Describing Chicory one might liken it to a cross between a lettuce and a cabbage. It is used in salads, but it has thicker leaves than a normal lettuce, can be slightly bitter depending how well it has been looked after and some people prefer it served as a hot vegetable after being lightly blanched in boiling water.

Basically there are two types of Chicory - forcing and non forcing.

Non forcing varieties are simply grown in a similar way to lettuce and many are very hardy for cropping nearly all year round. An attractive red variety called Raddichio is one of the more popular.

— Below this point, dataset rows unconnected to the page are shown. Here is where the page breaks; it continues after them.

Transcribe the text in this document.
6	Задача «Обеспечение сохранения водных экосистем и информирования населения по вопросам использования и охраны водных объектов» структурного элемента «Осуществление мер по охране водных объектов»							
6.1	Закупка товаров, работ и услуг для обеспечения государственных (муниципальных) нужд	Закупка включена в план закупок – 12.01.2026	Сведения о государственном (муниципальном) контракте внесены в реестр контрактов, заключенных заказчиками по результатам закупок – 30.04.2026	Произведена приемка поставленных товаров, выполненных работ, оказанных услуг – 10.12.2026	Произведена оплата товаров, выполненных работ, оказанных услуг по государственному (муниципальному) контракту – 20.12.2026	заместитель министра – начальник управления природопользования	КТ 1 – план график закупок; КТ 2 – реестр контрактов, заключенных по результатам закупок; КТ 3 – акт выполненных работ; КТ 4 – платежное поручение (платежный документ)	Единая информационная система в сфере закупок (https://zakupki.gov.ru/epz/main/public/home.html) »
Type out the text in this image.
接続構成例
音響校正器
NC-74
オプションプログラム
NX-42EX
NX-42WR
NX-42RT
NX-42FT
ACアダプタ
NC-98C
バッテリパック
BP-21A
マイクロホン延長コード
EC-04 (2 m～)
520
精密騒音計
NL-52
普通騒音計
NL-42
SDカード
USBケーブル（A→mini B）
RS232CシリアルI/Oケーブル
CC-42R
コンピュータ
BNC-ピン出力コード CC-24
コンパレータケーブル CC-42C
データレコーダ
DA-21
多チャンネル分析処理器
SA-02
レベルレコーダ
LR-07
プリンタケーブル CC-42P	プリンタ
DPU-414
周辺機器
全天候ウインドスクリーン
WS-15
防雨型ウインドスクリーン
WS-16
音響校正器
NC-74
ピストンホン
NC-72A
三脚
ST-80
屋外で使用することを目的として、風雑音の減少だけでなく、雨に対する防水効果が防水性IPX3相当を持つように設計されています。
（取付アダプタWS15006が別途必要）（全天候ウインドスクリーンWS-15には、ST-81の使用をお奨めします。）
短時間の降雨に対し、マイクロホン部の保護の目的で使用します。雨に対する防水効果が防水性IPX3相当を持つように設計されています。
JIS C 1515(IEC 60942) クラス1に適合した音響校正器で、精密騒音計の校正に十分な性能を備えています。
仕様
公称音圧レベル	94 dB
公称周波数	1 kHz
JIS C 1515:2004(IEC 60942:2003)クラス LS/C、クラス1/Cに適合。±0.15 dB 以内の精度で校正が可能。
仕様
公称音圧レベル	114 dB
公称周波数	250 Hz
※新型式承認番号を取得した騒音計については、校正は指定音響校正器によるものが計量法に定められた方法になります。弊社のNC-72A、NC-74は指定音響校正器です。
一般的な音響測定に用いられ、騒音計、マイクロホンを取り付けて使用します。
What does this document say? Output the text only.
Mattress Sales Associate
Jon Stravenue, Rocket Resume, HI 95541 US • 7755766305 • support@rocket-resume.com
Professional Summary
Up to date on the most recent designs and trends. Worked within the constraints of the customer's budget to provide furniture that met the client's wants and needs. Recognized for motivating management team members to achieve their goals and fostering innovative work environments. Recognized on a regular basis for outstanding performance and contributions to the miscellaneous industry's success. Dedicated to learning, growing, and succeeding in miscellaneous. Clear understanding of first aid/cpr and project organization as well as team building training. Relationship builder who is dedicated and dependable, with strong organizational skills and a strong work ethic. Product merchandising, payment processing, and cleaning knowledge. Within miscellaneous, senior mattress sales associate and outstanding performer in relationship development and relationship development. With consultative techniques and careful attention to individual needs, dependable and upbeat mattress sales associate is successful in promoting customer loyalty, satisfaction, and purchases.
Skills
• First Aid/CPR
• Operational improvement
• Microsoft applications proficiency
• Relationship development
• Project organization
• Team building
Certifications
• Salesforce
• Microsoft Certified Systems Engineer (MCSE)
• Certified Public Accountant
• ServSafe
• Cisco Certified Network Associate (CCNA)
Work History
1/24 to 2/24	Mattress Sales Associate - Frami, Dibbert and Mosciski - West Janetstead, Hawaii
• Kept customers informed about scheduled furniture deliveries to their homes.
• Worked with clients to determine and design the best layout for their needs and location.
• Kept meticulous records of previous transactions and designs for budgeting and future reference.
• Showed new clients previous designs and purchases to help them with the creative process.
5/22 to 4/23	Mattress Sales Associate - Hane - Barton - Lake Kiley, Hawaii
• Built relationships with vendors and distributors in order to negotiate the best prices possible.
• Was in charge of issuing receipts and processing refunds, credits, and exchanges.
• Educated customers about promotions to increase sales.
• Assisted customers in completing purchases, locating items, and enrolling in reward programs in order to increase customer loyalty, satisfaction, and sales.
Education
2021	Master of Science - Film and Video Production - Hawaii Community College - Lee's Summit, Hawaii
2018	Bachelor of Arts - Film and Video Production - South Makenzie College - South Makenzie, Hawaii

The traditional Witloof variety is for forcing and produces a tight, white cone of leaves that grown properly are not bitter. Forcing Chicory is a means of producing tasty leaves in the coldest depths of Winter when little else is growing. The process starts in the Spring by sowing seed as with any other vegetable and growing them on until late autumn. When the tops are well developed they can be cut off, down to about 1 or 2 inches above the thick base. Then the roots are dug up and stored frost-free and in a dryish state as you might store a Dahlia tuber until they are wanted for forcing. (Plants may need a little Autumn protection from the cold to get them up to size if there are early frosts.)

To force the plants they need to be re-planted with 3-5 roots potted in shallow compost in the bottom of a large pot with the top of the pot covered over with another upturned pot to keep out the light. This process of “Blanching,” the plants by keeping out the light is similar to the that done to “Force,” early Rhubarb and used to be done with Celery to prevent that from being bitter as well before new strains were developed. The growing Chicory plants must be kept frost-free over their winter growing and harvesting period with suitable places for them to grow being a garage, cellar, or under the staging in a greenhouse. Over a few weeks the cut roots will produce new conical top growth, or “Chicons,” that can be harvested when they are about 6 inches high. If a clean cut is made you might get secondary smaller “Chicons,” but if not the plant may rot. “Chicons,” should be used a.s.a.p. after cutting as their quality will deteriorate rapidly and if left in the light they will go bitter, so they should be stored in a black plastic bag in the fridge. Chicons can also be quickly boiled in salted water, or “blanched,” and served hot with a light sauce.